Names can be very ambiguous. "Michael Jordan" usually refers to arguably the best basketball player who ever lived; yet in the information retrieval world, that name sometimes refer to a professor at Berkeley. In the same way, "McCain" refers to two persons. Can a system like Factz do a better job? Perhaps enumerate various ambiguities by tabs? That could be quite useful.

The second query was, I thought, a bit more tricky. In Gilbert and Sullivan's play, the Yeomen of the Guard, Colonel Fairfax married Elsie, but Elsie thought Fairfax was another guy, Leonard. With such a mess, perhaps the brains in Powerset will do a better job. My query, "who did fairfax marry in yeomen of the guard" is phrased in a question, which Powerset is built to handle. But yet again, Google came up with better results. The forth and fifth results, are relevant: "Elsie agrees to be Fairfax's bride", "The disguised Fairfax discovers that it is Elsie that he has married". Powerset, on the other hand, did not even give any female character's name from the play.

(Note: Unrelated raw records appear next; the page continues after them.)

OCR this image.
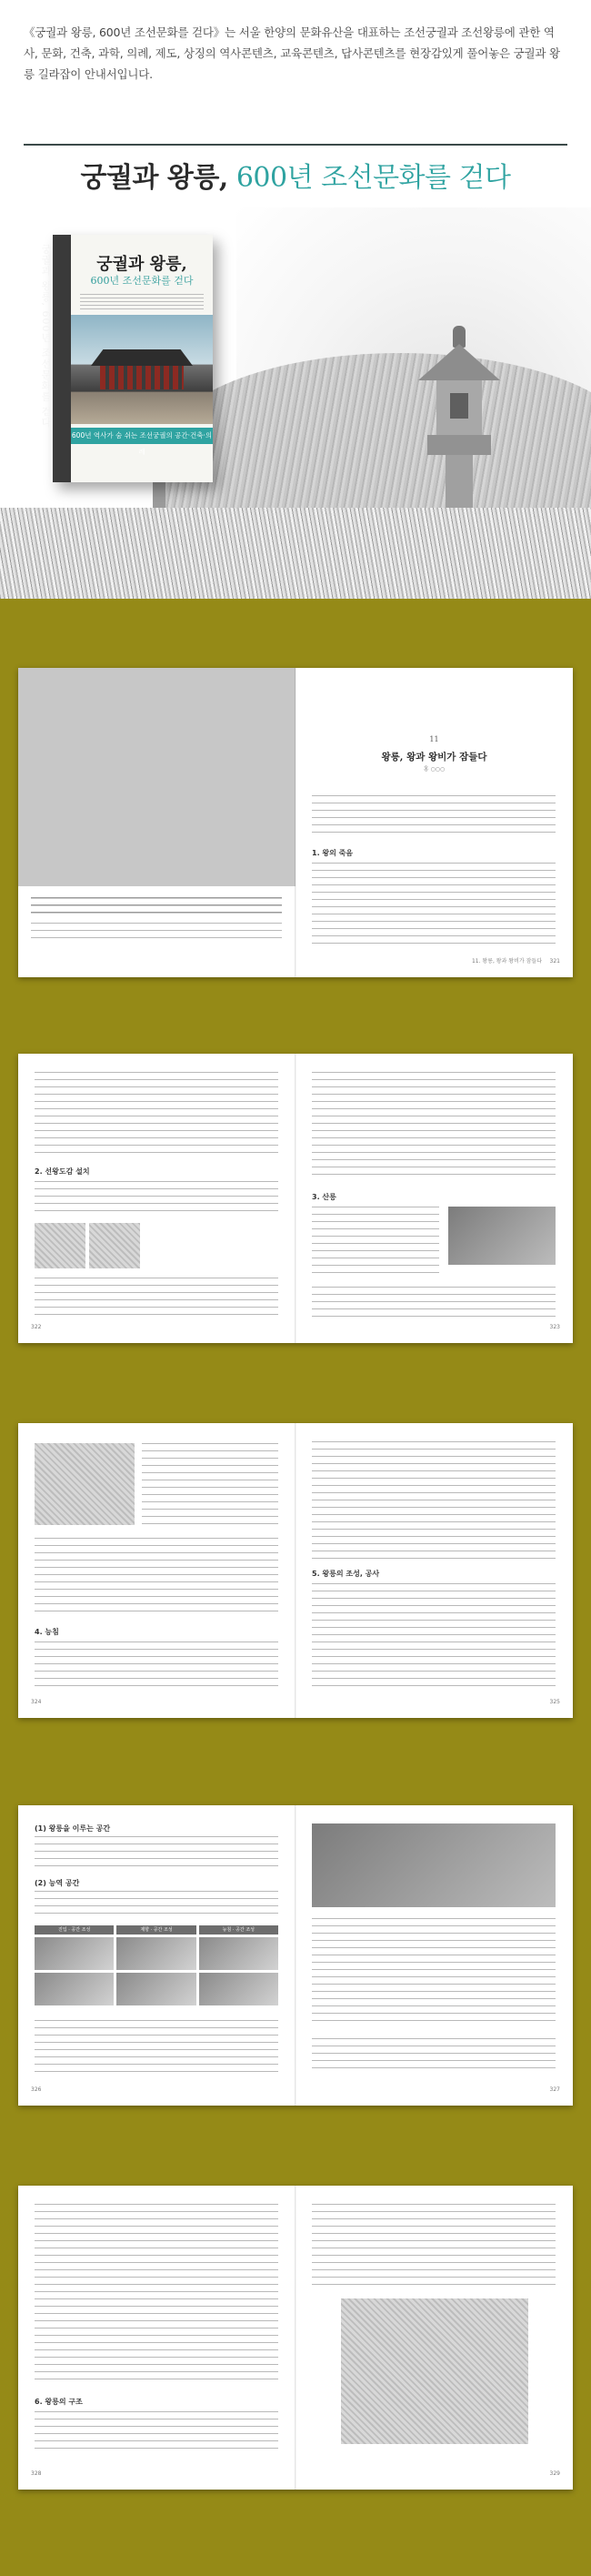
《궁궐과 왕릉, 600년 조선문화를 걷다》는 서울 한양의 문화유산을 대표하는 조선궁궐과 조선왕릉에 관한 역사, 문화, 건축, 과학, 의례, 제도, 상징의 역사콘텐츠, 교육콘텐츠, 답사콘텐츠를 현장감있게 풀어놓은 궁궐과 왕릉 길라잡이 안내서입니다.

궁궐과 왕릉, 600년 조선문화를 걷다
궁궐과 왕릉,
600년 조선문화를 걷다
600년 역사가 숨 쉬는 조선궁궐의 공간·건축·의례
궁궐과 왕릉, 600년 조선문화를 걷다
11
왕릉, 왕과 왕비가 잠들다
홍 ○○○
1. 왕의 죽음
11. 왕릉, 왕과 왕비가 잠들다 321
2. 선왕도감 설치
322
3. 산릉
323
4. 능침
324
5. 왕릉의 조성, 공사
325
(1) 왕릉을 이루는 공간
(2) 능역 공간
진입 · 공간 조성	제향 · 공간 조성	능침 · 공간 조성
326	327
6. 왕릉의 구조
328	329
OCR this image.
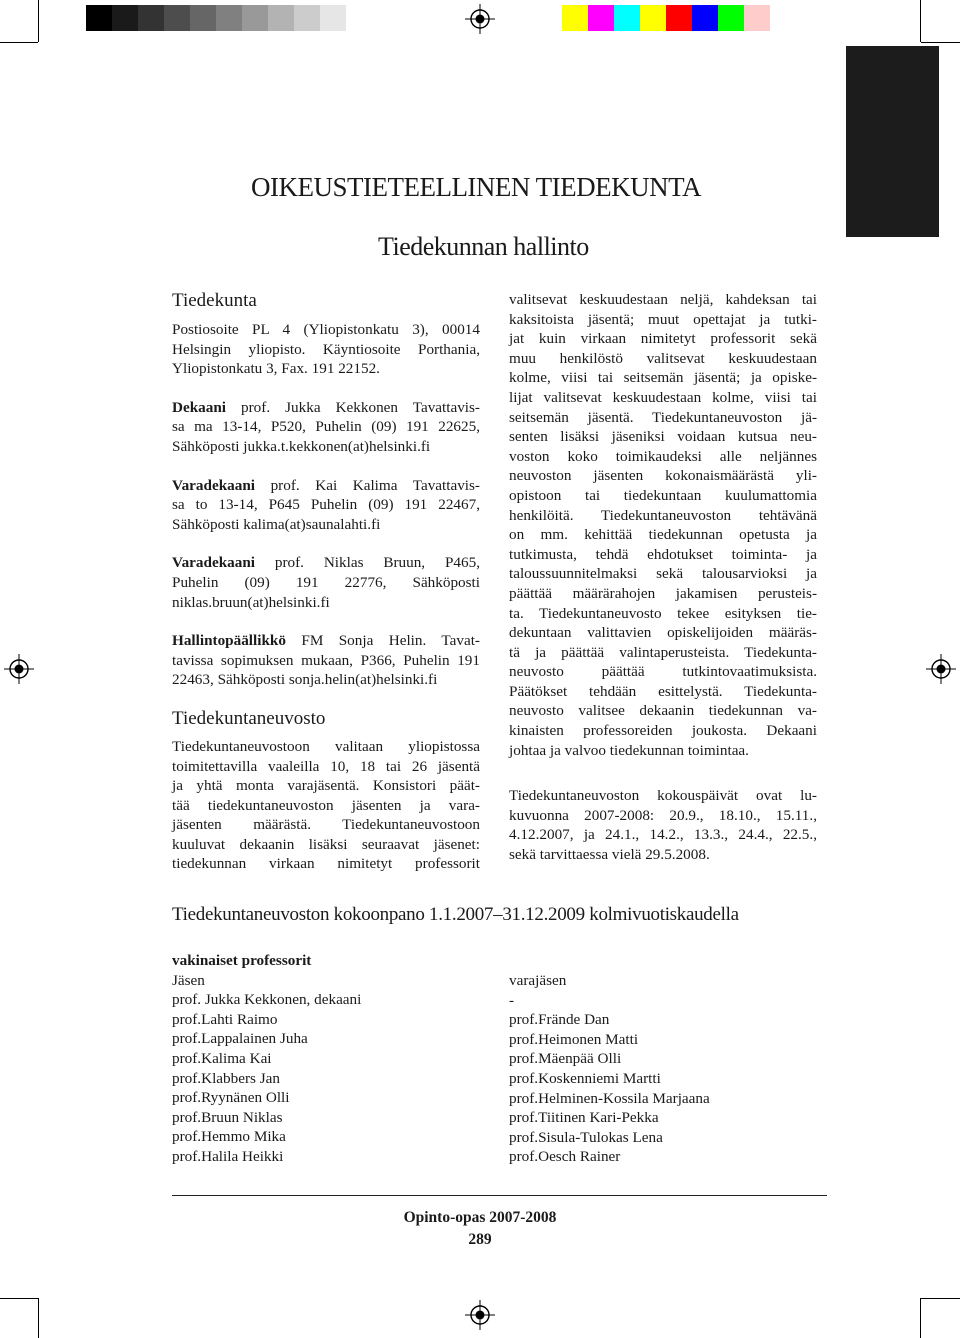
OIKEUSTIETEELLINEN TIEDEKUNTA
Tiedekunnan hallinto

Tiedekunta

Postiosoite PL 4 (Yliopistonkatu 3), 00014

Helsingin yliopisto. Käyntiosoite Porthania,

Yliopistonkatu 3, Fax. 191 22152.

Dekaani prof. Jukka Kekkonen Tavattavis-

sa ma 13-14, P520, Puhelin (09) 191 22625,

Sähköposti jukka.t.kekkonen(at)helsinki.fi

Varadekaani prof. Kai Kalima Tavattavis-

sa to 13-14, P645 Puhelin (09) 191 22467,

Sähköposti kalima(at)saunalahti.fi

Varadekaani prof. Niklas Bruun, P465,

Puhelin (09) 191 22776, Sähköposti

niklas.bruun(at)helsinki.fi

Hallintopäällikkö FM Sonja Helin. Tavat-

tavissa sopimuksen mukaan, P366, Puhelin 191

22463, Sähköposti sonja.helin(at)helsinki.fi

Tiedekuntaneuvosto

Tiedekuntaneuvostoon valitaan yliopistossa

toimitettavilla vaaleilla 10, 18 tai 26 jäsentä

ja yhtä monta varajäsentä. Konsistori päät-

tää tiedekuntaneuvoston jäsenten ja vara-

jäsenten määrästä. Tiedekuntaneuvostoon

kuuluvat dekaanin lisäksi seuraavat jäsenet:

tiedekunnan virkaan nimitetyt professorit

valitsevat keskuudestaan neljä, kahdeksan tai

kaksitoista jäsentä; muut opettajat ja tutki-

jat kuin virkaan nimitetyt professorit sekä

muu henkilöstö valitsevat keskuudestaan

kolme, viisi tai seitsemän jäsentä; ja opiske-

lijat valitsevat keskuudestaan kolme, viisi tai

seitsemän jäsentä. Tiedekuntaneuvoston jä-

senten lisäksi jäseniksi voidaan kutsua neu-

voston koko toimikaudeksi alle neljännes

neuvoston jäsenten kokonaismäärästä yli-

opistoon tai tiedekuntaan kuulumattomia

henkilöitä. Tiedekuntaneuvoston tehtävänä

on mm. kehittää tiedekunnan opetusta ja

tutkimusta, tehdä ehdotukset toiminta- ja

taloussuunnitelmaksi sekä talousarvioksi ja

päättää määrärahojen jakamisen perusteis-

ta. Tiedekuntaneuvosto tekee esityksen tie-

dekuntaan valittavien opiskelijoiden määräs-

tä ja päättää valintaperusteista. Tiedekunta-

neuvosto päättää tutkintovaatimuksista.

Päätökset tehdään esittelystä. Tiedekunta-

neuvosto valitsee dekaanin tiedekunnan va-

kinaisten professoreiden joukosta. Dekaani

johtaa ja valvoo tiedekunnan toimintaa.

Tiedekuntaneuvoston kokouspäivät ovat lu-

kuvuonna 2007-2008: 20.9., 18.10., 15.11.,

4.12.2007, ja 24.1., 14.2., 13.3., 24.4., 22.5.,

sekä tarvittaessa vielä 29.5.2008.

Tiedekuntaneuvoston kokoonpano 1.1.2007–31.12.2009 kolmivuotiskaudella
vakinaiset professorit
Jäsen
prof. Jukka Kekkonen, dekaani
prof.Lahti Raimo
prof.Lappalainen Juha
prof.Kalima Kai
prof.Klabbers Jan
prof.Ryynänen Olli
prof.Bruun Niklas
prof.Hemmo Mika
prof.Halila Heikki
varajäsen
-
prof.Frände Dan
prof.Heimonen Matti
prof.Mäenpää Olli
prof.Koskenniemi Martti
prof.Helminen-Kossila Marjaana
prof.Tiitinen Kari-Pekka
prof.Sisula-Tulokas Lena
prof.Oesch Rainer
Opinto-opas 2007-2008
289
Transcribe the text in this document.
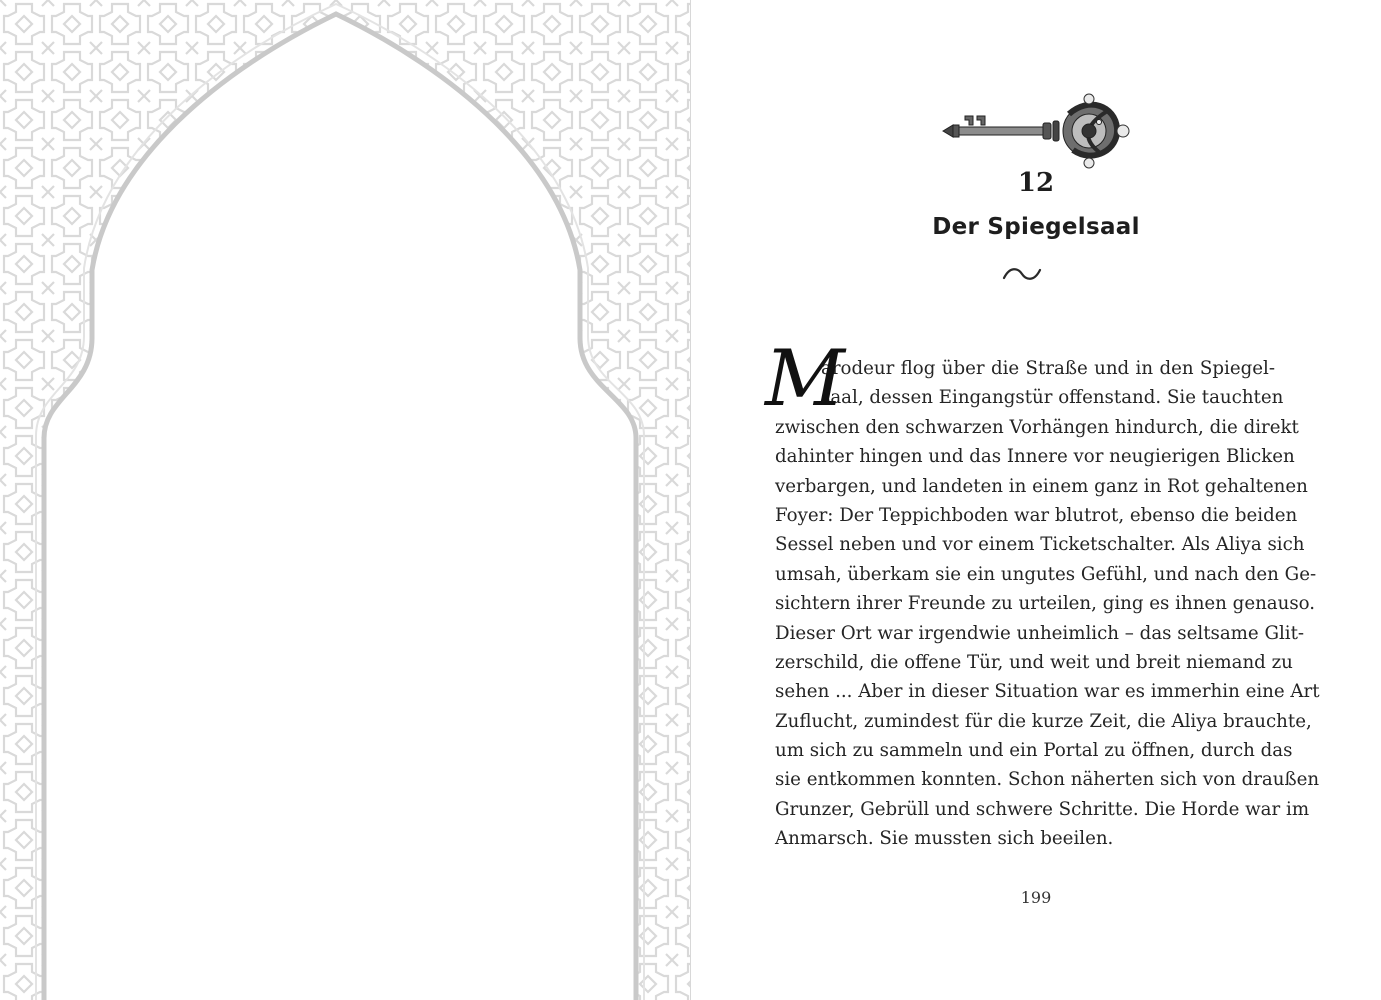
12
Der Spiegelsaal
M
arodeur flog über die Straße und in den Spiegel-
saal, dessen Eingangstür offenstand. Sie tauchten
zwischen den schwarzen Vorhängen hindurch, die direkt
dahinter hingen und das Innere vor neugierigen Blicken
verbargen, und landeten in einem ganz in Rot gehaltenen
Foyer: Der Teppichboden war blutrot, ebenso die beiden
Sessel neben und vor einem Ticketschalter. Als Aliya sich
umsah, überkam sie ein ungutes Gefühl, und nach den Ge-
sichtern ihrer Freunde zu urteilen, ging es ihnen genauso.
Dieser Ort war irgendwie unheimlich – das seltsame Glit-
zerschild, die offene Tür, und weit und breit niemand zu
sehen ... Aber in dieser Situation war es immerhin eine Art
Zuflucht, zumindest für die kurze Zeit, die Aliya brauchte,
um sich zu sammeln und ein Portal zu öffnen, durch das
sie entkommen konnten. Schon näherten sich von draußen
Grunzer, Gebrüll und schwere Schritte. Die Horde war im
Anmarsch. Sie mussten sich beeilen.
199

That may seem a bit pathetic, but notice that Google's results do not come from Wikipedia. Since Powerset only indexed Wikipedia, it can only do as good as Wikipedia. Google did not return anything from Wikipedia for that query on the first page, so perhaps that Wikipedia article was not very helpful. Clicking through from Powerset's result, a fancy outline of the Wikipedia article showed up on the right. In the bottom of that outline tool, there is a search bar - I typed in the word "marry", and sections on the page became highlighted. That by itself is nothing new, but if you look closer, the words highlighted are not all "marry" - instead, words such as "wedding", "marriage", and "wed" are matched. That is neat.

Wednesday, June 11, 2008

PowerSet - a recent talk

Recently I attended a talk by PowerSet's chief scientist, natural language processing guru, Ron Kaplan. He explained how usage patterns in natural languages (e.g. English) make bag-of-word search engines suffer in precision and recall. For example, to search for "who Obama critized" one may use the query words "obama critized". In that case, a bag-of-word search engine (e.g. Google) would return documents with the phrases "Hillary critized Obama" and "McCain critized Obama" - these are cases when a search engine returned results that were irrelevant,  a precision problem. In other cases, synonyms for "critized" are not matched, so documents with "Obama rejected" are not returned - this means relevant results are not returned, a recall problem.

He then went on to discuss what technologies PowerSet is built on: Lexical Functional Grammar, Transfer/Glue Semantics, Finite state morphology - technologies to learn/detect structure from free-form documents.  Crowd-sourced, structured datastreams are also used - freebase and wikipedia come to mind. By acquiring content (indexing terms with lexical/semantic information), packing ambiguity into compact states, a new generation of software is ready to improve for a wide range of tasks: summarization, question answering, translation, entity extraction... As for search, with less than 1 second in query response time, and less than 1 second per sentence in indexing time, he thinks natural language search is ready for prime time. Or at least, ready to convince investors to put in more money.

A handful of my co-workers also went to the talk. Most of them were underwhelmed. "Sure it was a good talk, but I heard it two years ago," said one. "I tried something similar to his example and it didn't work," said another. To be fair, PowerSet has been over-hyped - some thought it would be a Google Killer. And by only indexing wikipedia, it would not be far-fetched to say they under-delivered. However, in terms of bringing innovation to the table, and trying to improve search experience, I like their efforts. I won't put money on them yet, but I'll be watching.